SNS innervation of the heart • Sympathetic efferents are more diffuse their parasympathetic counterparts, being present throughout the atria (especially in the SA node, but also the AV node) and ventricles, including the conduction system of the heart. Sympathetic nerve endings release Nor-adrenaline.
SNS innervation of the heart Obviously, the SNS is stimulated in flight, fight and fright, but cardiac function is also altered by SNS affects on neural activation. When you’re awake: • HR increases (positive chronotropy) • Force of contraction increases (positive inotropy) • AV nodal conduction velocity increases - increased PR interval (positive dromotropy) • Increased rate of myocyte relaxation (positive lusitropy)
PNS innervation of the heart • Supplied by the right (primarily innervates the SA node)and left vagus (left vagus innervates the AV node) nerves (CN X) which provide cervical cardiac nerves to the cardiac plexus. • Unlike the sympathetic innervation, which must first synapse within chain ganglia to supply the heart with postsynaptic (postganglionic) fibres, the parasympathetic fibres synapse at ganglia located directly on the heart and short postsynaptic fibres then supply the target organ. • Atrial muscle is more innervated by vagal efferents than the ventricular myocardium
PNS innervation of the heart ACh released by vagus nerve binds to M2 muscarinic receptors producing: • negative chronotropy • Negative dromotropy • negative inotropy • Negative lusitropy in the atria (the negative inotropic and lusitropic effects of vagal stimulation are relatively weak in the ventricles – since not much PNS representation there).

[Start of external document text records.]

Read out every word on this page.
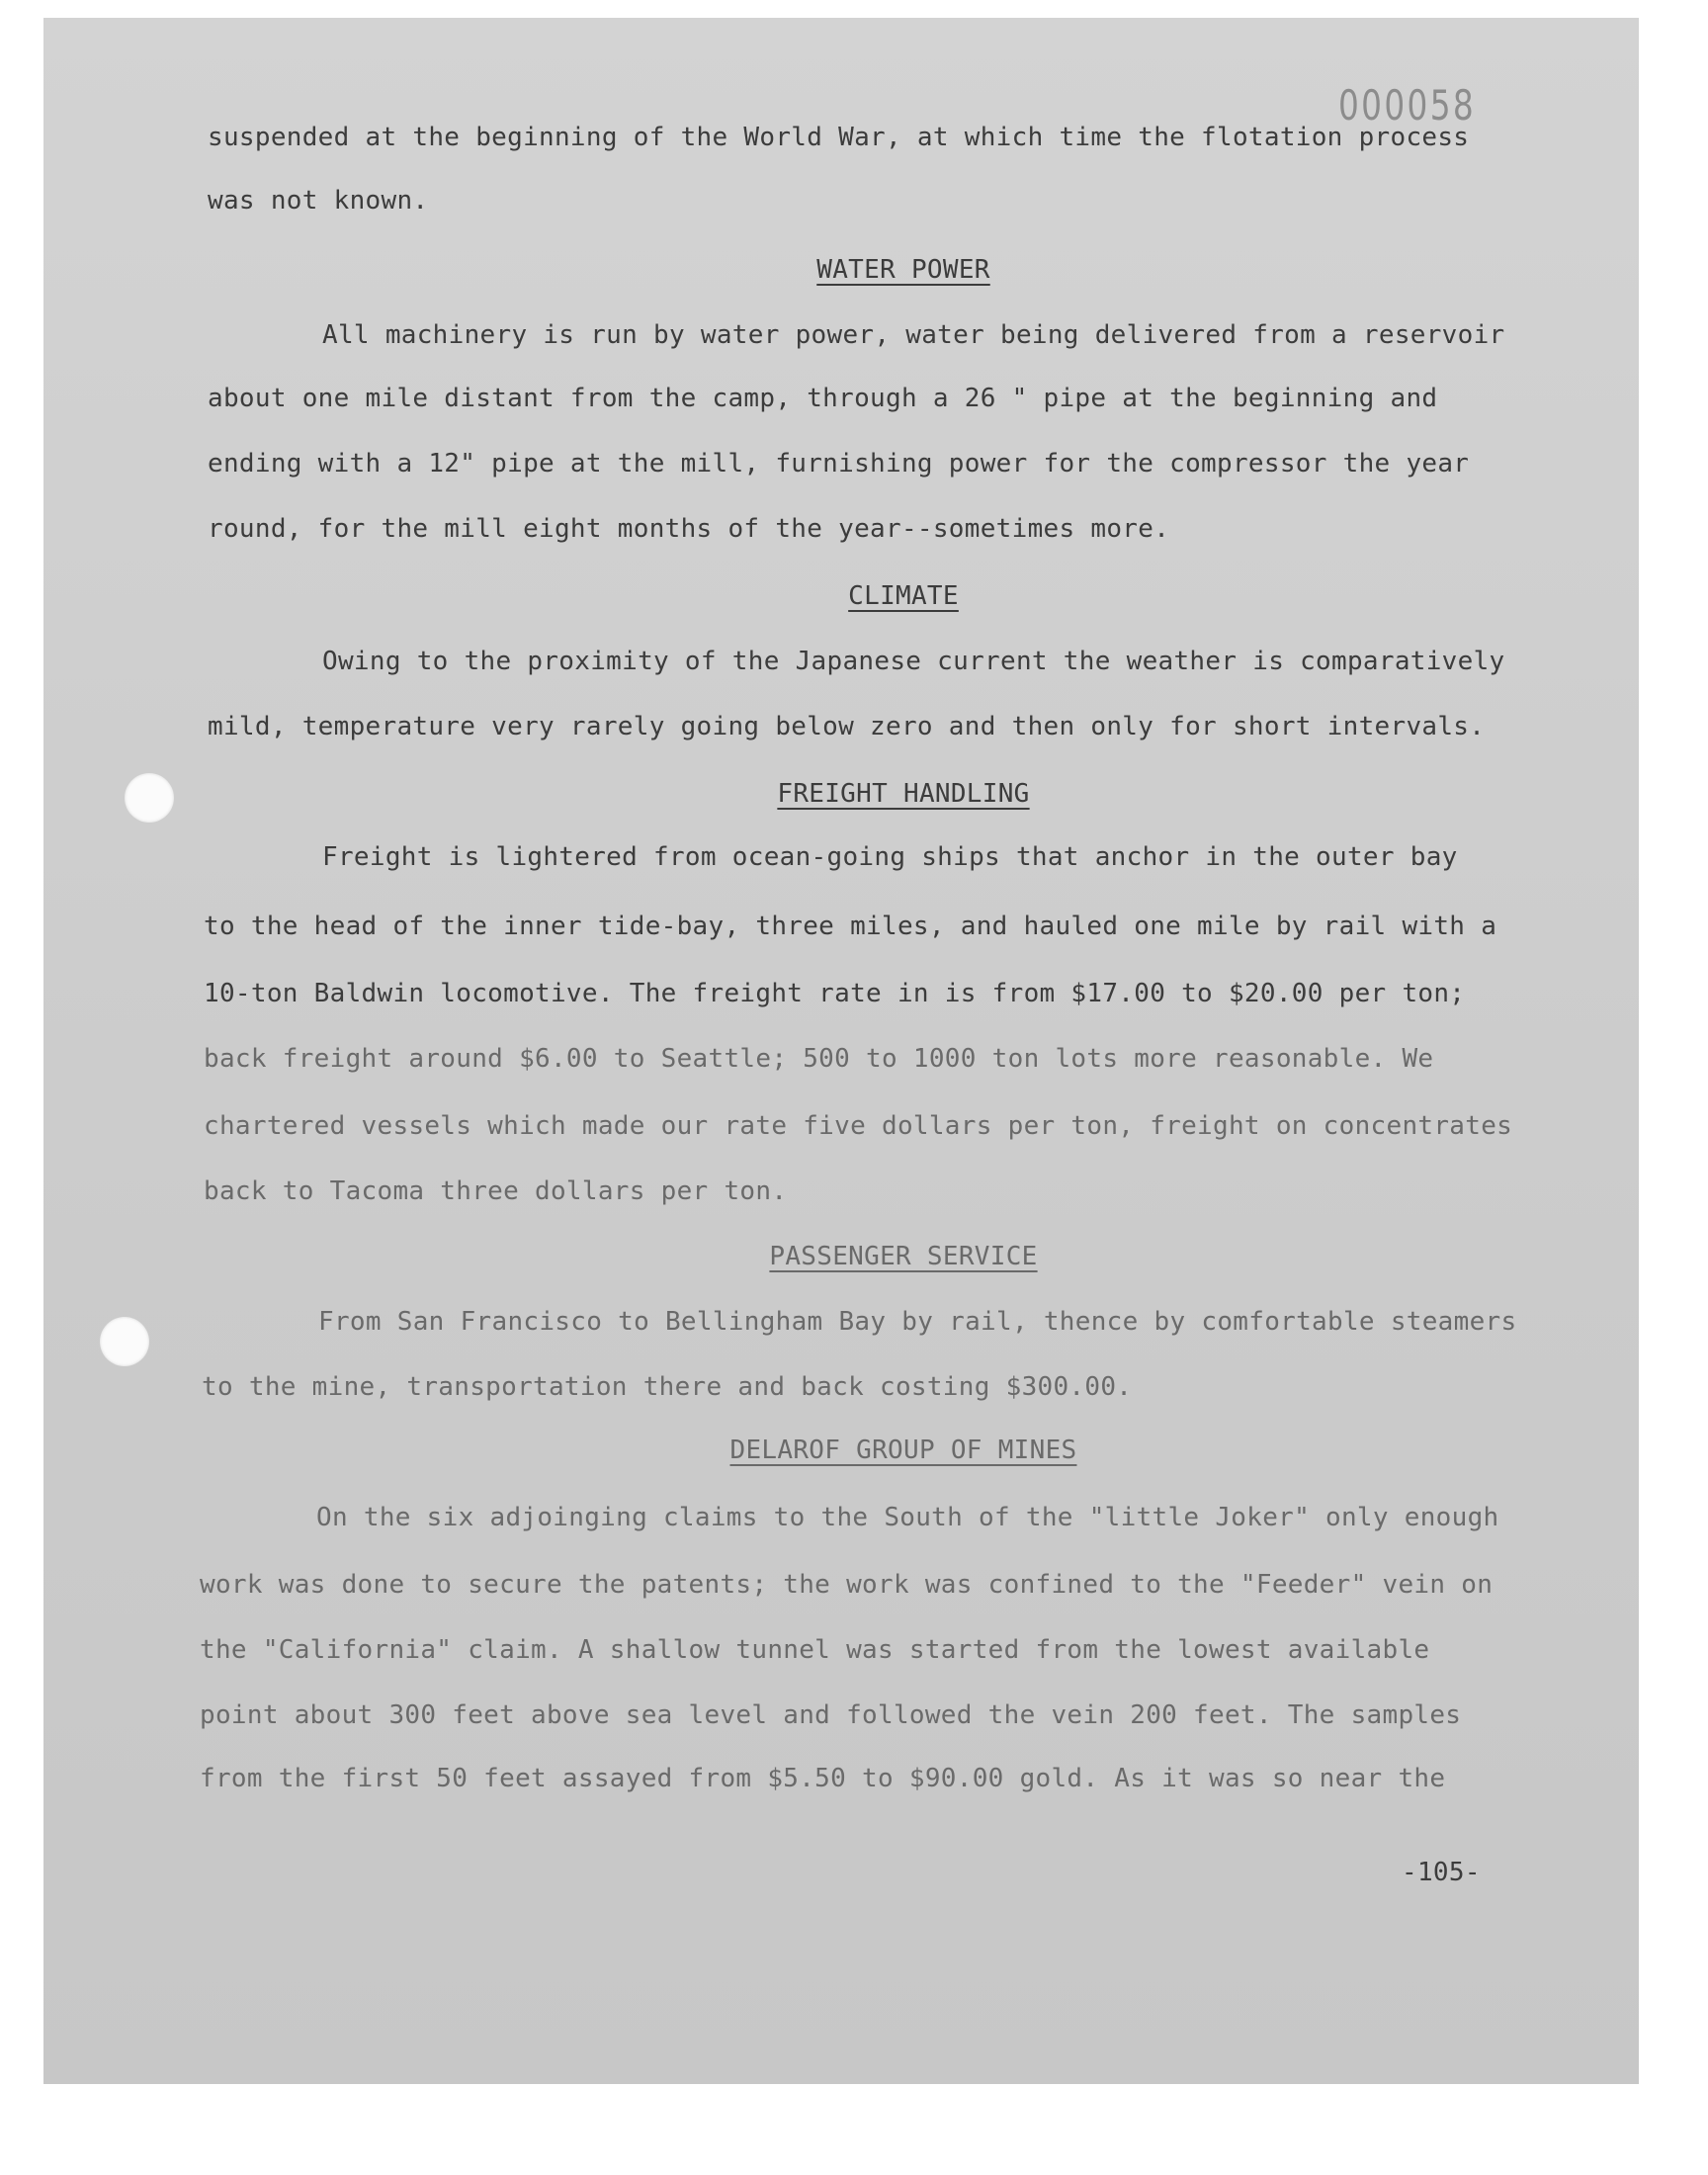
000058

suspended at the beginning of the World War, at which time the flotation process

was not known.

WATER POWER

All machinery is run by water power, water being delivered from a reservoir

about one mile distant from the camp, through a 26 " pipe at the beginning and

ending with a 12" pipe at the mill, furnishing power for the compressor the year

round, for the mill eight months of the year--sometimes more.

CLIMATE

Owing to the proximity of the Japanese current the weather is comparatively

mild, temperature very rarely going below zero and then only for short intervals.

FREIGHT HANDLING

Freight is lightered from ocean-going ships that anchor in the outer bay

to the head of the inner tide-bay, three miles, and hauled one mile by rail with a

10-ton Baldwin locomotive. The freight rate in is from $17.00 to $20.00 per ton;

back freight around $6.00 to Seattle; 500 to 1000 ton lots more reasonable. We

chartered vessels which made our rate five dollars per ton, freight on concentrates

back to Tacoma three dollars per ton.

PASSENGER SERVICE

From San Francisco to Bellingham Bay by rail, thence by comfortable steamers

to the mine, transportation there and back costing $300.00.

DELAROF GROUP OF MINES

On the six adjoinging claims to the South of the "little Joker" only enough

work was done to secure the patents; the work was confined to the "Feeder" vein on

the "California" claim. A shallow tunnel was started from the lowest available

point about 300 feet above sea level and followed the vein 200 feet. The samples

from the first 50 feet assayed from $5.50 to $90.00 gold. As it was so near the

-105-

Messing with autonomic receptors • Β-blockers (especially type 1 selective) will antagonise β-adrenoceptors leading to slower HR, negative inotropy, longer PR intervals etc (eg. Metoprolol, Atenolol, Bisoprolol etc) Used in treatment of Angina, HTN, Heart failure, acute MI, arrhythmias etc. • Muscarinic anticholinergics (eg. Atropine) will antagonise the muscarinic receptors responsible for parasympathetic stimulation of the heart leading to the brakes being removed from the heart, resulting in an increase in HR, shorter PR interval etc used in severe bradycardia and conduction block.
Something quirky The autonomic nerve presynaptic terminals also possess adrenergic and cholinergic receptors that function to regulate the release of Noradrenaline: • Prejunctional α2-adrenoceptors inhibit Noradrenaline release • Prejunctional β2-adrenoceptors facilitate noradrenaline release • Prejunctional M2 receptors inhibit noradrenalin release, which is one mechanism by which vagal stimulation overrides sympathetic stimulation in the heart.